Labor's Dead Tree... Is Dead
Yeah, the paper misspells its headline in its last issue. But let’s not get distracted from the fact that this is a big deal.
This is a major milestone in the long slow, inexorable decline of labor here.
The Milwaukee Labor Press newspaper, which for 73 years served as "the voice of Milwaukee labor," has printed its final edition.
"As we put this paper to bed, our readers should understand that this isn't the death of the voice of organized labor," wrote Sheila Cochran, the chief operating officer of the Milwaukee Area Labor Council, which published the paper.

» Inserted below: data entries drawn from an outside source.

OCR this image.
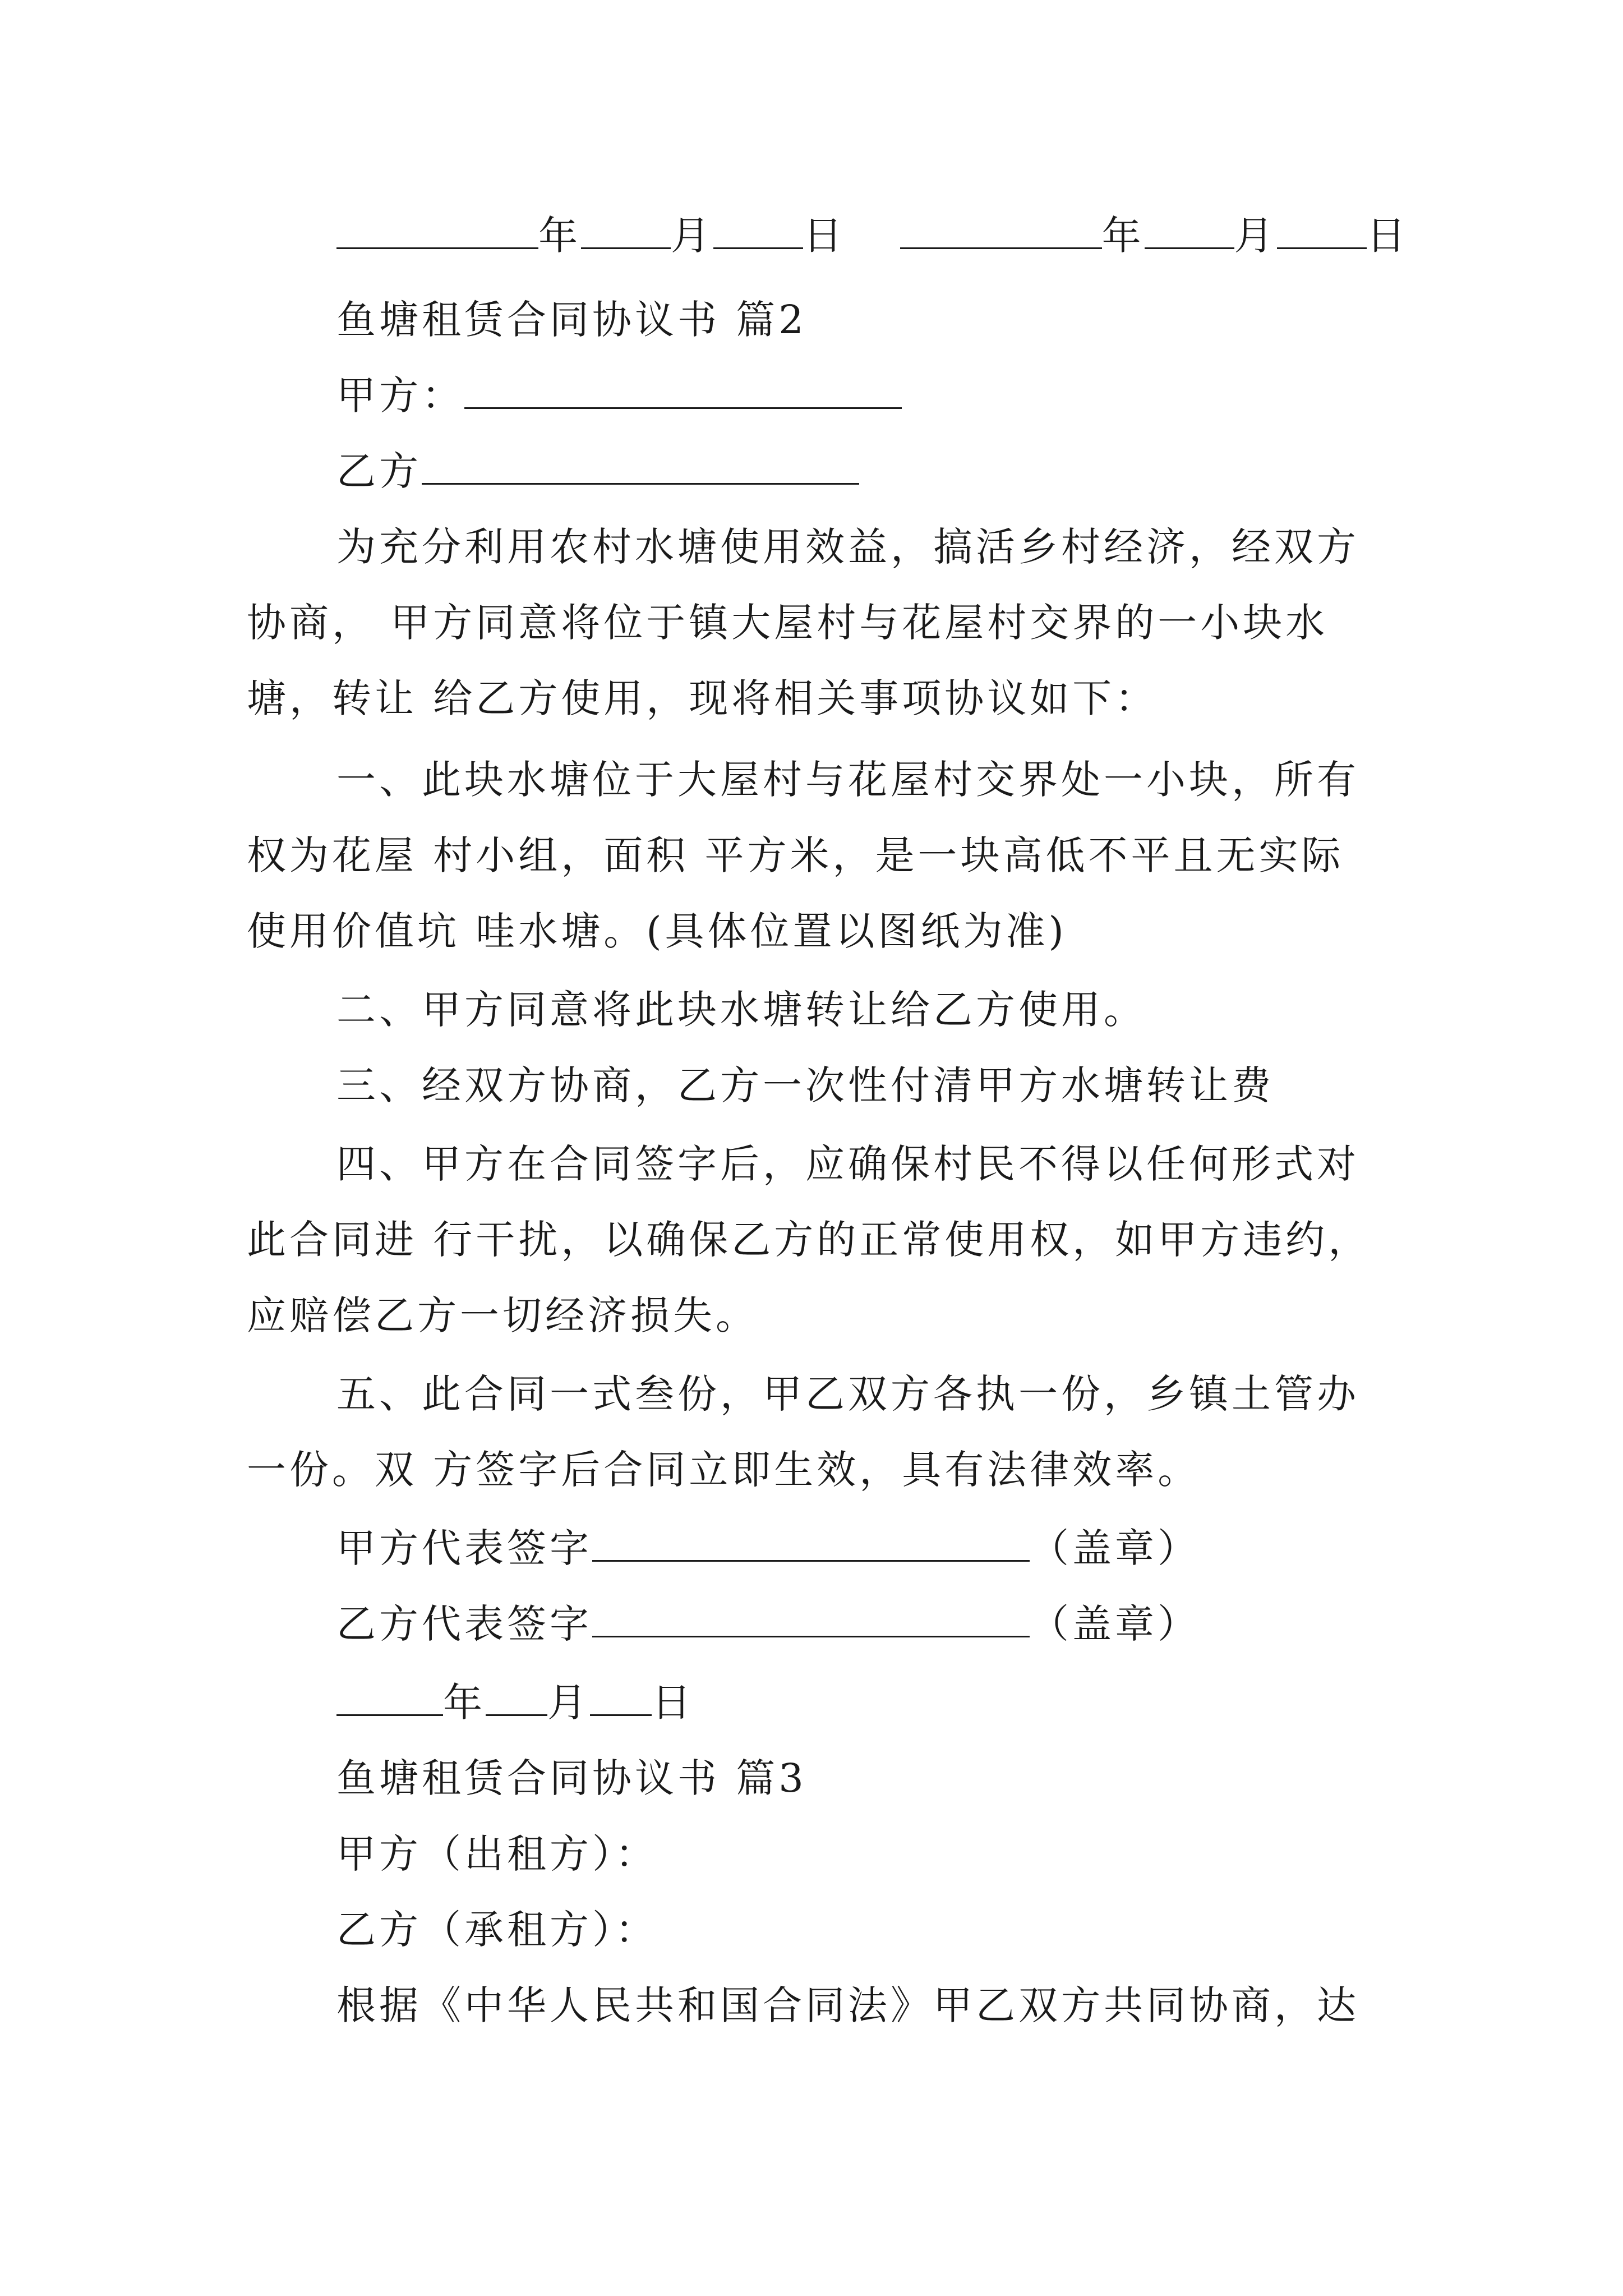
年 月 日	年 月 日
鱼塘租赁合同协议书 篇2
甲方：
乙方
为充分利用农村水塘使用效益，搞活乡村经济，经双方
协商， 甲方同意将位于镇大屋村与花屋村交界的一小块水
塘，转让 给乙方使用，现将相关事项协议如下：
一、此块水塘位于大屋村与花屋村交界处一小块，所有
权为花屋 村小组，面积 平方米，是一块高低不平且无实际
使用价值坑 哇水塘。(具体位置以图纸为准)
二、甲方同意将此块水塘转让给乙方使用。
三、经双方协商，乙方一次性付清甲方水塘转让费
四、甲方在合同签字后，应确保村民不得以任何形式对
此合同进 行干扰，以确保乙方的正常使用权，如甲方违约，
应赔偿乙方一切经济损失。
五、此合同一式叁份，甲乙双方各执一份，乡镇土管办
一份。双 方签字后合同立即生效，具有法律效率。
甲方代表签字	（盖章）
乙方代表签字	（盖章）
年 月 日
鱼塘租赁合同协议书 篇3
甲方（出租方）：
乙方（承租方）：
根据《中华人民共和国合同法》甲乙双方共同协商，达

Consider that at its peak, The Milwaukee Labor Press had 150,000 "subscribers." At its demise, it was sending out less than a third as many copies. And few of those were subscribers in the usual sense. As the story makes clear, the paper – a reliably turgid vehicle of unionist propaganda – was subsidized by the unions and its demise was yet another symptom of their decline.
It is also a sign that Act 10 continues to work:
What the story doesn’t mention is that the loss of union membership is a result of workers finally being given a choice whether they want to join the union. When union membership was mandatory, the unions count on a steady flow of dues money they could use to prop up the paper.
Now that those workers are free to choose, they are apparently choosing in big numbers to spend their money elsewhere.